I mostly followed this recipe (yes, “spam”) as to spice, except I used 2 lb beef and 1 each of lamb and pork (essentially doubling the mass of this recipe with doubled herb/spice amounts, unless otherwise stated). I used about 1/2 of the stated amount of rosemary just due to prior family likes/dislikes.

Where I did not follow it was (a) salt ratio and (b) method. In both of these I followed Kenji’s suggestions here. Although I cut Kenji’s suggested salt ratio from 2% to 1.8%. Just personal preference. But everything else he wrote about keeping the fat contained made sense, so I did it.

I read 10 pita recipes before I finally got it through my head that Med pocket pitas are NOT the same as Greek fold pitas. That said, this was my fold pita recipe. You have to scroll forever the hell to get to the actual Pita recipe, but it’s there. And it’s flawed. Obvs she’s not measuring cups of flour well - I had to add at least another 60 grams of flour to get the right consistency.

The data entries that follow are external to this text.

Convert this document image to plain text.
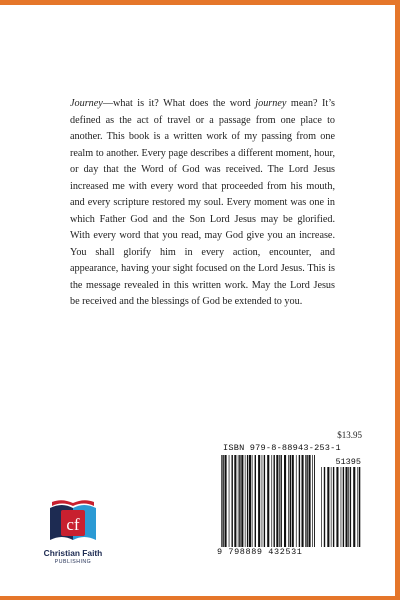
Journey—what is it? What does the word journey mean? It’s defined as the act of travel or a passage from one place to another. This book is a written work of my passing from one realm to another. Every page describes a different moment, hour, or day that the Word of God was received. The Lord Jesus increased me with every word that proceeded from his mouth, and every scripture restored my soul. Every moment was one in which Father God and the Son Lord Jesus may be glorified. With every word that you read, may God give you an increase. You shall glorify him in every action, encounter, and appearance, having your sight focused on the Lord Jesus. This is the message revealed in this written work. May the Lord Jesus be received and the blessings of God be extended to you.

$13.95
ISBN 979-8-88943-253-1
51395
9 798889 432531
cf
Christian Faith
PUBLISHING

But once I did - Wow. These were much better than restaurant wrap pitas!


Just read through - all solid conclusions based on what I know about sausage-making and have observed in the finished products of my own experiments with sausages, meatballs, meatloaves and other ground meat concoctions. Glad the method worked for you! How did you like the spicing/seasoning in the Wholesome Yum recipe?


I think the texture of the pocket is very different from the fold. Love the fold, especially when they dip it in the gyro fat and flattop it for a sec. Not a pocket guy.